• Critique F.Compo par

    Série en 14 tomes de Tsukasa Hojo, auteur du cultissime City Hunter (Nicky Larson), Family Compo nous raconte la nouvelle vie de Masahiko Yanagiba, récent orphelin, dans la famille un peu particulière de son « oncle »…

    Totalement humoristique, Family Compo est une série dont l’humour repose en quasi-intégralité sur des quiproquos liés au sexe des différents personnages. En effet, le jeune Masahiko, tout juste étudiant, se découvre une famille à la mort de son père : celle de son oncle. Mais cette famille se révèle totalement à part : en effet, l’oncle de Masahiko est devenu une femme et son épouse (mangaka plutôt célèbre de métier) est devenue un homme !! Et une très grande partie des personnages qui graviteront autour de notre héros auront soit une ambiguïté sur leur sexe soit sur leur orientation sexuelle. Ce postulat de départ très original implique très rapidement quelques crises de fous rires. Car outre les nouveaux « parents » de Masahiko, la « fille » de la famille (et surtout son véritable genre) sera le centre même de la série tout comme sa relation avec Masahiko.

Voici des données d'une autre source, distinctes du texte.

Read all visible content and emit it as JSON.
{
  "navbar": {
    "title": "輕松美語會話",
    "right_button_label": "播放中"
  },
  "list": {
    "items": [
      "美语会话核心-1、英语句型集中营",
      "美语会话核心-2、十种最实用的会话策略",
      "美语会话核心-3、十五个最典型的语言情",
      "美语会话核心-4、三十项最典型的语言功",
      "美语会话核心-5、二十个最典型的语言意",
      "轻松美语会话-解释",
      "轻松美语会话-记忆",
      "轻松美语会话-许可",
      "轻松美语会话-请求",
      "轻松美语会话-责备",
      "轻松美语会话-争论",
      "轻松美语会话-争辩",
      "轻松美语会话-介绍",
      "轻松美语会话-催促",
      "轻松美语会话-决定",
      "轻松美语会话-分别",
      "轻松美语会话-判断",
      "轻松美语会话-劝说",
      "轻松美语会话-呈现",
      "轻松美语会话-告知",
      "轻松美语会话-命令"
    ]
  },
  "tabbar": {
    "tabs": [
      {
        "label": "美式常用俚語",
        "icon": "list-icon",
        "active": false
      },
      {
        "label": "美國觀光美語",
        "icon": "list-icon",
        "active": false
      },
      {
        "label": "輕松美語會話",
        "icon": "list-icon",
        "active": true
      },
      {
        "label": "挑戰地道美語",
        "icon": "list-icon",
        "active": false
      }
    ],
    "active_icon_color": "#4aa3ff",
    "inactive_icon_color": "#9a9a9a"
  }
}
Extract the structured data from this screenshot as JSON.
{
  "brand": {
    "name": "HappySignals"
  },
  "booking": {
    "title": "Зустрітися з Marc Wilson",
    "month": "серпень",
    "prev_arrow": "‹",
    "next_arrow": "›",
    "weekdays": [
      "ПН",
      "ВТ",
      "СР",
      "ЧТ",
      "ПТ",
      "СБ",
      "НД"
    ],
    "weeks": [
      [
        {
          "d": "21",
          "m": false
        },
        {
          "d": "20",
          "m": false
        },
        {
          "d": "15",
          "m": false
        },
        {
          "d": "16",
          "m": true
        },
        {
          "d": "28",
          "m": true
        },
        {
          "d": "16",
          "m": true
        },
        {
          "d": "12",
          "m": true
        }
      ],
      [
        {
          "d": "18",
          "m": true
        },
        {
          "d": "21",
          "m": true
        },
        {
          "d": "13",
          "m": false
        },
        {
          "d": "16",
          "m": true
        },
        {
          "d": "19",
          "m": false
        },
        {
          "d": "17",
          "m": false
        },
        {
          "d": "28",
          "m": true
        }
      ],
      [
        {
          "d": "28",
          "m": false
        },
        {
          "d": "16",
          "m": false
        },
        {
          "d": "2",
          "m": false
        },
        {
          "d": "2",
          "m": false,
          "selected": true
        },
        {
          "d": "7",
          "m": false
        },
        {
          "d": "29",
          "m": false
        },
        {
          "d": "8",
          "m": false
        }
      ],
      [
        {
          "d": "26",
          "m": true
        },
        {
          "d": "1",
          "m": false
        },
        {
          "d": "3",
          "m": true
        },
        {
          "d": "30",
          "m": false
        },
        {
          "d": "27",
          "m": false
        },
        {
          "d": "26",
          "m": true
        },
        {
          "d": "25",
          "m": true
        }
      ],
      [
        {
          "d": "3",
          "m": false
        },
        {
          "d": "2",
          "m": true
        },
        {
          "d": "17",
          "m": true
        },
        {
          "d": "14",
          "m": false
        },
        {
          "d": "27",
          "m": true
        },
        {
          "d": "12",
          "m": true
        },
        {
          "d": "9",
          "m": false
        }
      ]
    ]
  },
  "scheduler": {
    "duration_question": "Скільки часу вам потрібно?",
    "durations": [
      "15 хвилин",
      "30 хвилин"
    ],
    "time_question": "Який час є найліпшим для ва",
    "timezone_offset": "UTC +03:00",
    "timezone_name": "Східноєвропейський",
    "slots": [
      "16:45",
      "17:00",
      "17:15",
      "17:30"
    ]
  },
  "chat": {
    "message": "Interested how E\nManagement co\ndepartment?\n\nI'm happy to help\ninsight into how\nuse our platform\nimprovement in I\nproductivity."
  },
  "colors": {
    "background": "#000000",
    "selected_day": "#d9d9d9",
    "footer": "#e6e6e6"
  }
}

    Le pauvre Masahiko devra faire avec une tripotée de personnages sortis d’on ne sait où, d’autant qu’il sera amené à se travestir bien plus souvent qu’il ne le pense : les « assistantes » de son « père », le « fils » d’un yakuza, ce yakuza lui-même qui ne sait plus s’il aime les femmes ou les hommes (et qui aime bien « Masami », Masahiko habillée en fille), un camarade d’université qui lui aiment les hommes (surtout Yanagiba et/ou Masami)… Bref, l’ensemble du titre repose sur ce même genre de gags. Et c’est sans doute là le premier gros point noir de la série. Autant les scènes du genre sont très drôles au début de la série, autant leur répétition incessante lasse rapidement. On sait déjà que Masahiko va devoir se travestir, qu’il va devoir tenter d’aller voir sa copine habillé en fille, que la personne en face de lui n’est pas du sexe qu’il pense… Plus de surprise, plus réellement d’intérêt, l'agacement fini par l'emporter sur le rire devant une telle redondance. Mais Tsukasa Hojo réussit tout de même à maintenir l’attention du lecteur car il tente de faire évoluer la relation Shion / Masahiko au cours des derniers tomes. Mais là où l’auteur fâche définitivement le lecteur, c’est lorsqu’il décide de ne pas révéler la vérité sur le seul sujet qui a maintenu l’envie du lecteur de poursuivre l’œuvre jusqu’au bout : en effet, Tsukasa Hojo ne prend pas la peine de nous révéler le véritable sexe de Shion, seul fil rouge de l’histoire…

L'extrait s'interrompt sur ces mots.